Laravel is similar in that you can use it with MVC. But the structure is different enough to my use of CodeIgniter that not everything that I assumed would be the same was actually the case.
The best way of learning Laravel is through some video tutorials, which I felt was a downside since I prefer to read the steps and get going at my own pace. With the videos, I typically had to pause and rewind several times before I had a process down.
Mind you, this is from my perspective; someone who is already into video tutorials would likely have a great time using them.
But wait, there’s more!
We used Laravel in hope of deploying it to commercial infrastructure, and for that, we decided to go ahead and use Microsoft Azure, using their App Services.
As a student, we can use basic Azure services, which means we don’t have access to any paid services (which turns out to be a lot of services) such as creating an instance to run our database, more on that later.
It was a relatively simple job to set up the deployment so we could push our Git repository to the container that was allocated to us. Of course, we needed to automate a few things for it to work:
- Composer, so we can resolve the back-end dependencies for our app
- Node.js, so we can resolve dependencies for compiling front-end assets
- Execute a PHP command (namely
php artisan migrate) in order to make clean changes to the database structure
This all went well, up until the demo day.
Day of the Demo
It’s typically dangerous to make changes to your software when you’re about to present it. I push the changes from our repository live, and it seems alright for a bit.
Then we try to fill in some demo data, so the visitors have something to look at. Not much help making an events site without no events to go to, right?
It throws an error, and then we scramble.
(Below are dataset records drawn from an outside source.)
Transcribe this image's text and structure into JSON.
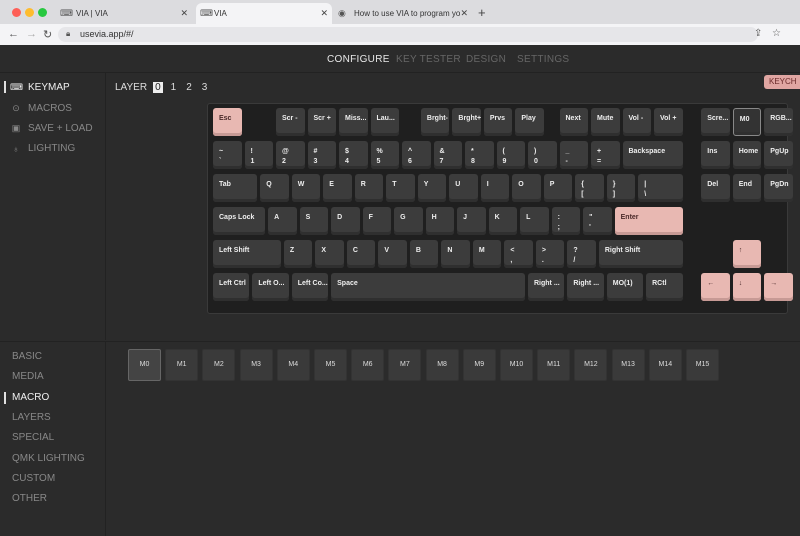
{
  "browser": {
    "tabs": [
      {
        "label": "VIA | VIA",
        "active": false
      },
      {
        "label": "VIA",
        "active": true
      },
      {
        "label": "How to use VIA to program yo",
        "active": false
      }
    ],
    "new_tab": "+",
    "url": "usevia.app/#/"
  },
  "topnav": {
    "items": [
      "CONFIGURE",
      "KEY TESTER",
      "DESIGN",
      "SETTINGS"
    ],
    "active": "CONFIGURE"
  },
  "keychip_label": "KEYCH",
  "sidebar": {
    "items": [
      {
        "label": "KEYMAP",
        "icon": "keyboard-icon",
        "active": true
      },
      {
        "label": "MACROS",
        "icon": "record-icon",
        "active": false
      },
      {
        "label": "SAVE + LOAD",
        "icon": "save-icon",
        "active": false
      },
      {
        "label": "LIGHTING",
        "icon": "bulb-icon",
        "active": false
      }
    ]
  },
  "layer": {
    "label": "LAYER",
    "options": [
      "0",
      "1",
      "2",
      "3"
    ],
    "selected": "0"
  },
  "keyboard": {
    "rows": [
      [
        {
          "l": "Esc",
          "pink": true
        },
        {
          "l": "Scr -"
        },
        {
          "l": "Scr +"
        },
        {
          "l": "Miss..."
        },
        {
          "l": "Lau..."
        },
        {
          "l": "Brght-"
        },
        {
          "l": "Brght+"
        },
        {
          "l": "Prvs"
        },
        {
          "l": "Play"
        },
        {
          "l": "Next"
        },
        {
          "l": "Mute"
        },
        {
          "l": "Vol -"
        },
        {
          "l": "Vol +"
        },
        {
          "l": "Scre..."
        },
        {
          "l": "M0",
          "sel": true
        },
        {
          "l": "RGB..."
        }
      ],
      [
        {
          "l": "~",
          "s": "`"
        },
        {
          "l": "!",
          "s": "1"
        },
        {
          "l": "@",
          "s": "2"
        },
        {
          "l": "#",
          "s": "3"
        },
        {
          "l": "$",
          "s": "4"
        },
        {
          "l": "%",
          "s": "5"
        },
        {
          "l": "^",
          "s": "6"
        },
        {
          "l": "&",
          "s": "7"
        },
        {
          "l": "*",
          "s": "8"
        },
        {
          "l": "(",
          "s": "9"
        },
        {
          "l": ")",
          "s": "0"
        },
        {
          "l": "_",
          "s": "-"
        },
        {
          "l": "+",
          "s": "="
        },
        {
          "l": "Backspace"
        },
        {
          "l": "Ins"
        },
        {
          "l": "Home"
        },
        {
          "l": "PgUp"
        }
      ],
      [
        {
          "l": "Tab"
        },
        {
          "l": "Q"
        },
        {
          "l": "W"
        },
        {
          "l": "E"
        },
        {
          "l": "R"
        },
        {
          "l": "T"
        },
        {
          "l": "Y"
        },
        {
          "l": "U"
        },
        {
          "l": "I"
        },
        {
          "l": "O"
        },
        {
          "l": "P"
        },
        {
          "l": "{",
          "s": "["
        },
        {
          "l": "}",
          "s": "]"
        },
        {
          "l": "|",
          "s": "\\"
        },
        {
          "l": "Del"
        },
        {
          "l": "End"
        },
        {
          "l": "PgDn"
        }
      ],
      [
        {
          "l": "Caps Lock"
        },
        {
          "l": "A"
        },
        {
          "l": "S"
        },
        {
          "l": "D"
        },
        {
          "l": "F"
        },
        {
          "l": "G"
        },
        {
          "l": "H"
        },
        {
          "l": "J"
        },
        {
          "l": "K"
        },
        {
          "l": "L"
        },
        {
          "l": ":",
          "s": ";"
        },
        {
          "l": "\"",
          "s": "'"
        },
        {
          "l": "Enter",
          "pink": true
        }
      ],
      [
        {
          "l": "Left Shift"
        },
        {
          "l": "Z"
        },
        {
          "l": "X"
        },
        {
          "l": "C"
        },
        {
          "l": "V"
        },
        {
          "l": "B"
        },
        {
          "l": "N"
        },
        {
          "l": "M"
        },
        {
          "l": "<",
          "s": ","
        },
        {
          "l": ">",
          "s": "."
        },
        {
          "l": "?",
          "s": "/"
        },
        {
          "l": "Right Shift"
        },
        {
          "l": "↑",
          "pink": true
        }
      ],
      [
        {
          "l": "Left Ctrl"
        },
        {
          "l": "Left O..."
        },
        {
          "l": "Left Co..."
        },
        {
          "l": "Space"
        },
        {
          "l": "Right ..."
        },
        {
          "l": "Right ..."
        },
        {
          "l": "MO(1)"
        },
        {
          "l": "RCtl"
        },
        {
          "l": "←",
          "pink": true
        },
        {
          "l": "↓",
          "pink": true
        },
        {
          "l": "→",
          "pink": true
        }
      ]
    ]
  },
  "categories": {
    "items": [
      "BASIC",
      "MEDIA",
      "MACRO",
      "LAYERS",
      "SPECIAL",
      "QMK LIGHTING",
      "CUSTOM",
      "OTHER"
    ],
    "active": "MACRO"
  },
  "macro_keys": [
    "M0",
    "M1",
    "M2",
    "M3",
    "M4",
    "M5",
    "M6",
    "M7",
    "M8",
    "M9",
    "M10",
    "M11",
    "M12",
    "M13",
    "M14",
    "M15"
  ],
  "colors": {
    "accent": "#e8b8b2",
    "background": "#2b2b2b"
  }
}
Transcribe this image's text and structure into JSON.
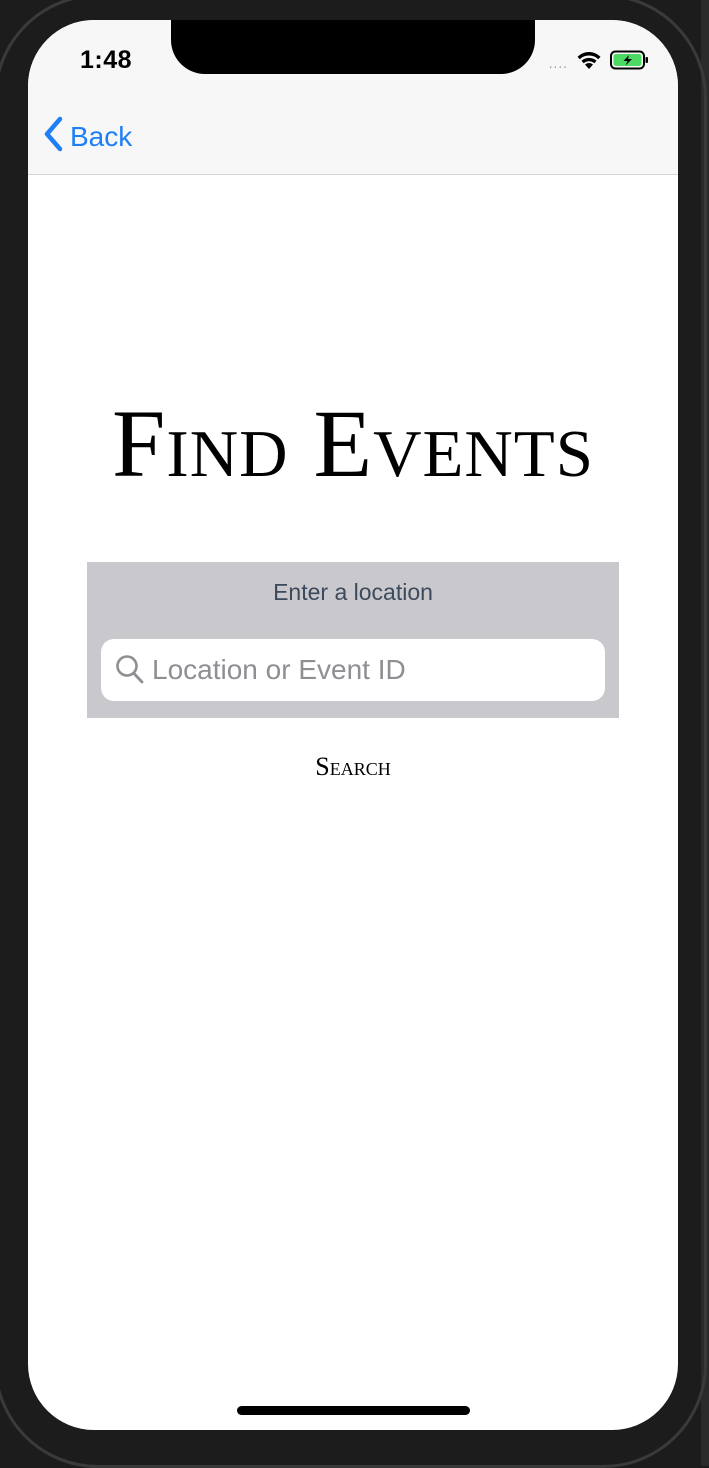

Turns out that the migration tool couldn’t connect to the MySQL in-app instance, which meant that the migrations made to creating the categories table did not work at all. So we had to backpedal a significant chunk of code for linking categories with events.
At the End of the day
I haven’t at this time been able to get any migrations to work on the App Service. Despite the environmental variables being set, the
artisan script doesn’t seem to utilise them.
There’s some work to be done on the back-end and front-end stuff, since we weren’t able to get all the features in to make it feature complete. Some of the things to do include:
- Implementing a published flag so unpublished events do not show up
- Fixing a hover effect which doesn’t make the site usable with mobile devices
- Implementing the categories feature more fully
- Better looking search component, since it was basically just a text list
- Letting organisers set an event image
Despite all the work to be done, I’m pretty happy with how the group operated and the work that they did. We learned a lot about creating and deploying an application, from development to a live site. Hopefully, this will be useful for you!